Em seu pior momento, Bolsonaro debate ampliação de espaços a aliados

Há uma especial preocupação com o PL, de Valdemar da Costa Neto, que tem mandado recados de que deseja ocupar um ministério sob pena de liderar uma revolta

Caio Junqueira
Por Caio Junqueira, CNN  
17 de março de 2021 às 19:29 | Atualizado 17 de março de 2021 às 20:44

O presidente Jair Bolsonaro (sem partido) solicitou um levantamento do espaço que os partidos têm no seu governo, com o objetivo de verificar como assegurar uma maior lealdade da base aliada no momento mais crítico de sua gestão. Auxiliares admitem à CNN sob reserva que se trata do “pior momento” do governo.

Pesquisa Datafolha publicada nesta quarta-feira (17) mostra que ele está no auge da reprovação popular e que sua condução da pandemia é muito mal avaliada.

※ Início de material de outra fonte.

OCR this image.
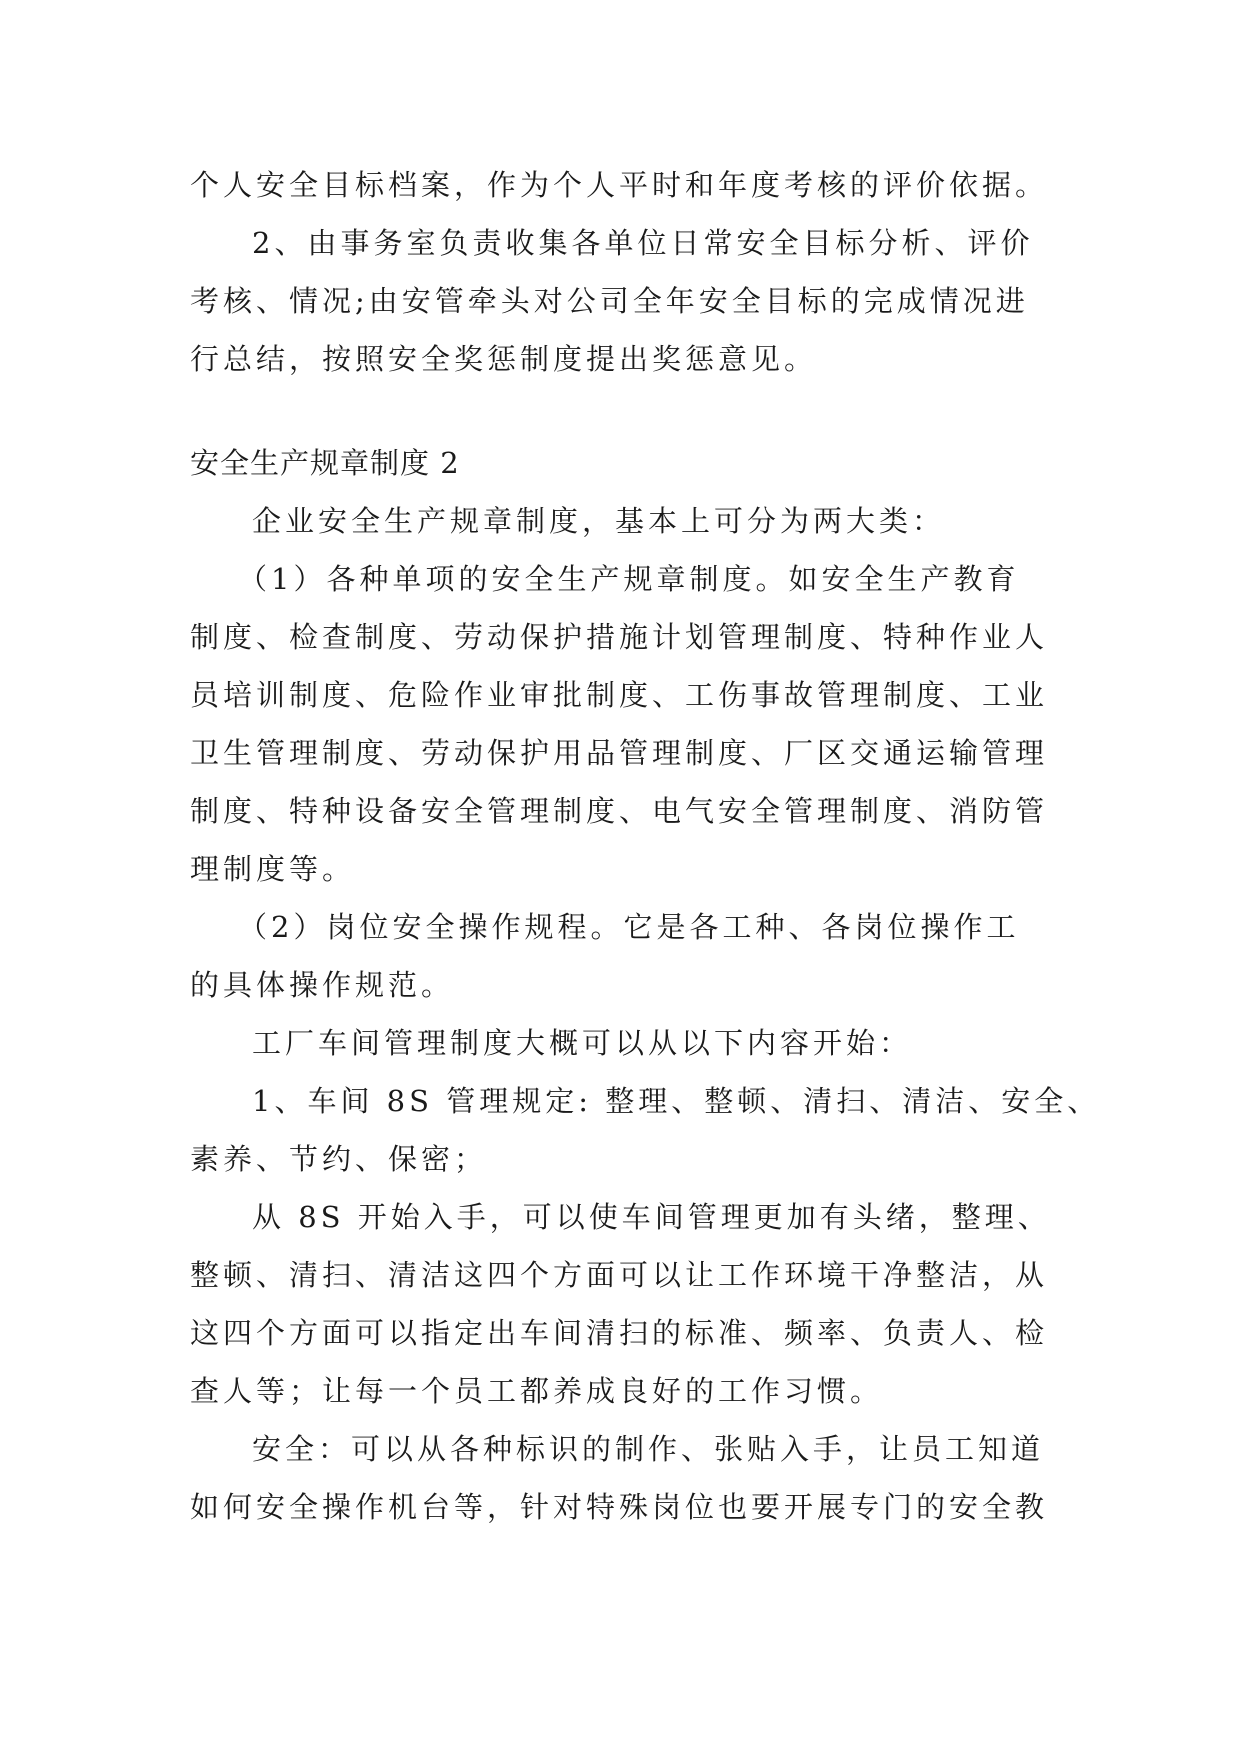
个人安全目标档案，作为个人平时和年度考核的评价依据。
2、由事务室负责收集各单位日常安全目标分析、评价
考核、情况;由安管牵头对公司全年安全目标的完成情况进
行总结，按照安全奖惩制度提出奖惩意见。
安全生产规章制度 2
企业安全生产规章制度，基本上可分为两大类：
（1）各种单项的安全生产规章制度。如安全生产教育
制度、检查制度、劳动保护措施计划管理制度、特种作业人
员培训制度、危险作业审批制度、工伤事故管理制度、工业
卫生管理制度、劳动保护用品管理制度、厂区交通运输管理
制度、特种设备安全管理制度、电气安全管理制度、消防管
理制度等。
（2）岗位安全操作规程。它是各工种、各岗位操作工
的具体操作规范。
工厂车间管理制度大概可以从以下内容开始：
1、车间 8S 管理规定: 整理、整顿、清扫、清洁、安全、
素养、节约、保密；
从 8S 开始入手，可以使车间管理更加有头绪，整理、
整顿、清扫、清洁这四个方面可以让工作环境干净整洁，从
这四个方面可以指定出车间清扫的标准、频率、负责人、检
查人等；让每一个员工都养成良好的工作习惯。
安全：可以从各种标识的制作、张贴入手，让员工知道
如何安全操作机台等，针对特殊岗位也要开展专门的安全教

Bolsonaro durante evento na Federação das Indústrias do Estado do Rio de Janeiro
Foto: Divulgação/Marcos Corrêa/PR

Além disso, o retorno do ex-presidente Lula à arena eleitoral fez o governo se atentar à possibilidade de parte da base flertar com o petista, uma vez que grande parte dela já foi base dos governos do PT.

Há uma especial preocupação com o PL, de Valdemar da Costa Neto, que tem mandado recados de que deseja ocupar um ministério sob pena de liderar uma revolta na base. 

Interlocutores do presidente admitem a possibilidade de abrir mais espaço à legenda, mas não no curto prazo. Eles pretendem esperar por mais tempo, quando o cenário eleitoral de 2022 estiver mais claro. 

Uma possibilidade é oferecer o ministério do Turismo, uma vez que seu atual ocupante não integra nenhum partido. O ministro Gilson Machado é um amigo de Bolsonaro.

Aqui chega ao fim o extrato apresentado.